0 <= pos <= |before_stack| + |after_stack|

ensures

reverse (before_stack) * after_stack =

reverse (#before_stack) * #after_stackand

|before_stack| = pos

!*/

{ //-------- for students to fill in -------- }

### What is the Difference?

• Set_Length_Of_Before does not act directly on self

• Note that before_stack and after_stack are explicitly passed in. They need not refer to self[before] and self[after]

• The Kernel’s convention is irrelevant to Set_Length_Of_Before.

• Set_Length_Of_Before is a private member procedure of the Kernel class (not accessible by Client code).

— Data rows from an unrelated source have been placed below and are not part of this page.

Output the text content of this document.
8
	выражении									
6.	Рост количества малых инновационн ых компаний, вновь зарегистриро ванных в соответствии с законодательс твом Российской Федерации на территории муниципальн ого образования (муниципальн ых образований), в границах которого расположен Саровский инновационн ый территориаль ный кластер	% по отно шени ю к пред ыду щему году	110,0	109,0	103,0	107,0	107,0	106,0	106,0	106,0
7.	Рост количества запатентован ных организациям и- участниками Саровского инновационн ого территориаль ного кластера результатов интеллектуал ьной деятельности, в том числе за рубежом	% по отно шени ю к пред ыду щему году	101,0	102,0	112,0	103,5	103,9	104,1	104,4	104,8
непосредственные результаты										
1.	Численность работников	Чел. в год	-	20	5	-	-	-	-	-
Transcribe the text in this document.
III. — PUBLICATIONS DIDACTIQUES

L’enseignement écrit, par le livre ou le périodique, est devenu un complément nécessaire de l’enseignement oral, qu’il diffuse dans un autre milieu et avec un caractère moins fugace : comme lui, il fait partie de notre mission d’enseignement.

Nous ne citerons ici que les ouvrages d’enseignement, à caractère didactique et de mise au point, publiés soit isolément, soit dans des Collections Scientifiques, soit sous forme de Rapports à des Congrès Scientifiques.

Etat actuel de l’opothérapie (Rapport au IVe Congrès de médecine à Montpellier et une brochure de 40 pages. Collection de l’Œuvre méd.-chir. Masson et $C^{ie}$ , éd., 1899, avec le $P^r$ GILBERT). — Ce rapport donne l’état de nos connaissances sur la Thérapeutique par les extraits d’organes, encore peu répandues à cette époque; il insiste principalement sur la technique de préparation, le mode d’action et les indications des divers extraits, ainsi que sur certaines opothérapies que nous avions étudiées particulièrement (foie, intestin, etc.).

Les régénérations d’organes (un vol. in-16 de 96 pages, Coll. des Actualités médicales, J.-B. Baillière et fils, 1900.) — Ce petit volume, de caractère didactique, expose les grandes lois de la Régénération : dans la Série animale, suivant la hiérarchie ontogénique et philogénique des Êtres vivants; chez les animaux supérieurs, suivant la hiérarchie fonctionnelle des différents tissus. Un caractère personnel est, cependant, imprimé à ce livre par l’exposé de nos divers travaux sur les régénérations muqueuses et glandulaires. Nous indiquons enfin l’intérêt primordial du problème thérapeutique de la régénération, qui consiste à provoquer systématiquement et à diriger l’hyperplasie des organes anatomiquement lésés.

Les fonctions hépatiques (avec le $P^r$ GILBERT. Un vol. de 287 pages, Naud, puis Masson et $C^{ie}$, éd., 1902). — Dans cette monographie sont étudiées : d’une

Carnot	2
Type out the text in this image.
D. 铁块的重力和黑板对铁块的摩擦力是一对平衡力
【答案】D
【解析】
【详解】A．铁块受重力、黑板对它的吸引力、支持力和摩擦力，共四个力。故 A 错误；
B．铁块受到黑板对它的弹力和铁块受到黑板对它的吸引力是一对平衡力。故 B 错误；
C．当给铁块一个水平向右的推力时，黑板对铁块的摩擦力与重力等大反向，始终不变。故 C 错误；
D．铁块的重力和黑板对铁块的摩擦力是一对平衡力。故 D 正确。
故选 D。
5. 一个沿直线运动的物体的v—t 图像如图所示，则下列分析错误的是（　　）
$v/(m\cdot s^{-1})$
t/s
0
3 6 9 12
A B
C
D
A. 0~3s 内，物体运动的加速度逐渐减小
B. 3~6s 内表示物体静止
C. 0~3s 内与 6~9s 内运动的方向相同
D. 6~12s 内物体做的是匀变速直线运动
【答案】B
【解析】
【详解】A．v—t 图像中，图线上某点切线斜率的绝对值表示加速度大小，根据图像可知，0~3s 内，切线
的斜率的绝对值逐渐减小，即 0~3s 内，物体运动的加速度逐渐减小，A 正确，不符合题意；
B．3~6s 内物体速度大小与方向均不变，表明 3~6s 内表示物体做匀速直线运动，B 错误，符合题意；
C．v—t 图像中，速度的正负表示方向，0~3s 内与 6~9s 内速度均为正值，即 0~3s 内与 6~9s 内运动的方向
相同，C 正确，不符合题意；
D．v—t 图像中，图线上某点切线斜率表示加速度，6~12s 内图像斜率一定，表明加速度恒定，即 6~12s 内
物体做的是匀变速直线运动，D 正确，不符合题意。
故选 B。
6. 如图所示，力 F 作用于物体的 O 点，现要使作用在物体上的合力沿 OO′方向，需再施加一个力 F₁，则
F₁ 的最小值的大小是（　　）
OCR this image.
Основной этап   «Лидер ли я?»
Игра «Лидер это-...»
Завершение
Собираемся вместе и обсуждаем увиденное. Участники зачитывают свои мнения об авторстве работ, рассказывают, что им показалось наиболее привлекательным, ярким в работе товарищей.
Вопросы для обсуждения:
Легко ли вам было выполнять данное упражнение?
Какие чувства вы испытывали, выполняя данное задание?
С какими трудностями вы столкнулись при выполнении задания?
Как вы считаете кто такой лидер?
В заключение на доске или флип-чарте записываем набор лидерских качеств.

### Case Study: Tower of Hanoi

• http://www.mazeworks.com/hanoi/

• Suppose we were to make a concrete class object that is used to provide a Tower of Hanoi game to the client. It allows the client to start new games, move disks (legally?), and print out the order of how disks are stacked on each rod.

• How would we represent this class in the concrete space?

• What would be the abstract, mathematical model of the Tower of Hanoi object?

• What functionality would we need to provide?